An electrical issue on the pace lap curtailed the outing on the 2.53-mile, 14-turn road course.

“The speed was there so I was pleased with that. I was on pole the next race (at Westwood),” added Rahal, who went on to win the SCCA National Championship Runoffs in a March 75B and the President’s Cup as the top amateur driver in the fall and joined Doug Shierson’s team for the 1976 Player’s Challenge Series (Formula Atlantic).

The Motorsports Hall of Fame of America member, whose driving record is anchored by a trio of CART championships and the 1986 Indianapolis 500 victory and who is among three men to have won the Indy 500 as a driver and owner, purchased the T360 Lola (1.6-liter Cosworth BDD engine and a 5-speed Hewland FT200 transmission) in 1998 and completed the restoration.

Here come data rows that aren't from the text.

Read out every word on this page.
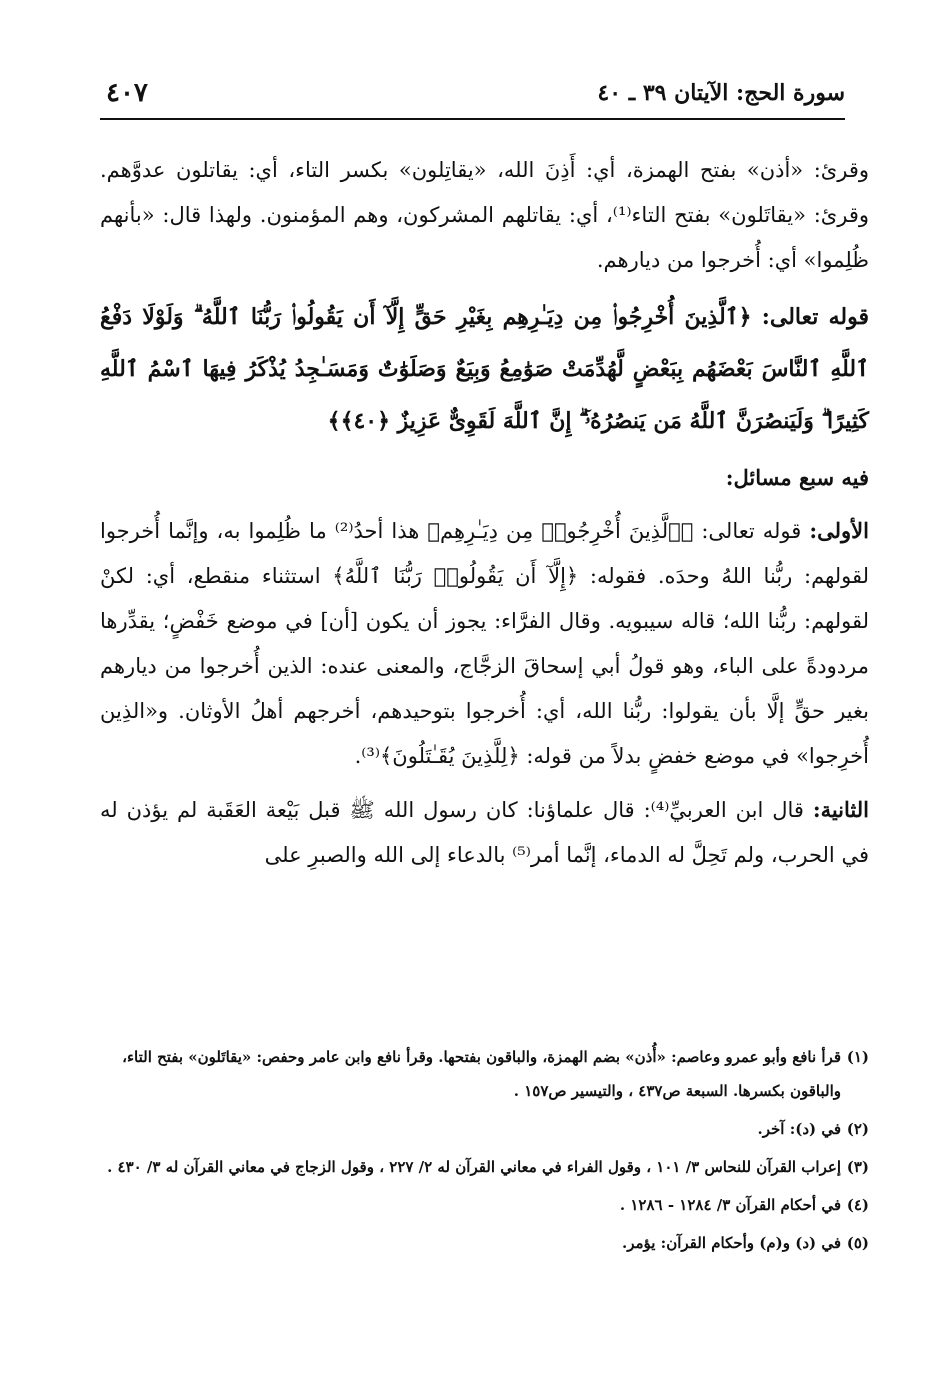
٤٠٧	سورة الحج: الآيتان ٣٩ ـ ٤٠

وقرئ: «أذن» بفتح الهمزة، أي: أَذِنَ الله، «يقاتِلون» بكسر التاء، أي: يقاتلون عدوَّهم. وقرئ: «يقاتَلون» بفتح التاء⁽¹⁾، أي: يقاتلهم المشركون، وهم المؤمنون. ولهذا قال: «بأنهم ظُلِموا» أي: أُخرجوا من ديارهم.

قوله تعالى: ﴿ٱلَّذِينَ أُخْرِجُوا۟ مِن دِيَـٰرِهِم بِغَيْرِ حَقٍّ إِلَّآ أَن يَقُولُوا۟ رَبُّنَا ٱللَّهُ ۗ وَلَوْلَا دَفْعُ ٱللَّهِ ٱلنَّاسَ بَعْضَهُم بِبَعْضٍ لَّهُدِّمَتْ صَوَٰمِعُ وَبِيَعٌ وَصَلَوَٰتٌ وَمَسَـٰجِدُ يُذْكَرُ فِيهَا ٱسْمُ ٱللَّهِ كَثِيرًا ۗ وَلَيَنصُرَنَّ ٱللَّهُ مَن يَنصُرُهُۥٓ ۗ إِنَّ ٱللَّهَ لَقَوِىٌّ عَزِيزٌ ﴿٤٠﴾﴾

فيه سبع مسائل:

الأولى: قوله تعالى: ﴿ٱلَّذِينَ أُخْرِجُوا۟ مِن دِيَـٰرِهِم﴾ هذا أحدُ⁽²⁾ ما ظُلِموا به، وإنَّما أُخرجوا لقولهم: ربُّنا اللهُ وحدَه. فقوله: ﴿إِلَّآ أَن يَقُولُوا۟ رَبُّنَا ٱللَّهُ﴾ استثناء منقطع، أي: لكنْ لقولهم: ربُّنا الله؛ قاله سيبويه. وقال الفرَّاء: يجوز أن يكون [أن] في موضع خَفْضٍ؛ يقدِّرها مردودةً على الباء، وهو قولُ أبي إسحاقَ الزجَّاج، والمعنى عنده: الذين أُخرجوا من ديارهم بغير حقٍّ إلَّا بأن يقولوا: ربُّنا الله، أي: أُخرجوا بتوحيدهم، أخرجهم أهلُ الأوثان. و«الذِين أُخرِجوا» في موضع خفضٍ بدلاً من قوله: ﴿لِلَّذِينَ يُقَـٰتَلُونَ﴾⁽³⁾.

الثانية: قال ابن العربيِّ⁽⁴⁾: قال علماؤنا: كان رسول الله ﷺ قبل بَيْعة العَقَبة لم يؤذن له في الحرب، ولم تَحِلَّ له الدماء، إنَّما أمر⁽⁵⁾ بالدعاء إلى الله والصبرِ على

(١)
قرأ نافع وأبو عمرو وعاصم: «أُذن» بضم الهمزة، والباقون بفتحها. وقرأ نافع وابن عامر وحفص: «يقاتَلون» بفتح التاء، والباقون بكسرها. السبعة ص٤٣٧ ، والتيسير ص١٥٧ .

(٢)
في (د): آخر.

(٣)
إعراب القرآن للنحاس ٣/ ١٠١ ، وقول الفراء في معاني القرآن له ٢/ ٢٢٧ ، وقول الزجاج في معاني القرآن له ٣/ ٤٣٠ .

(٤)
في أحكام القرآن ٣/ ١٢٨٤ - ١٢٨٦ .

(٥)
في (د) و(م) وأحكام القرآن: يؤمر.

Rahal returns to the city this weekend with Rahal Letterman Lanigan Racing for the Edmonton Indy. Takuma Sato, who started from the pole in 2011, will drive the No. 15 entry.

“We want to build a good race car for the race and not just make it a qualifying special,” Rahal said. “We feel more comfortable on the road course. We’ll be disappointed if we’re not starting at the front of the grid.”

Want a couple of more Edmonton connections?

Of Roger Penske’s 358 victories as an owner, two were in Can-Am and two in Trans-Am races in Edmonton. In fact, Edmonton is the first site Penske brought Mark Donohue to drive in Can-Am in 1968.

The genesis of Newman-Haas Racing, which began CART competition in 1983 with Mario Andretti as the driver, came at the 1982 Can-Am race in Edmonton when Carl Haas and Paul Newman were chatting. Newman-Haas Racing won the 2005 and ‘07 Edmonton Indy car races with Sebastien Bourdais behind the wheel. He’ll compete in the No. 7 TrueCar Dragon Racing entry this weekend.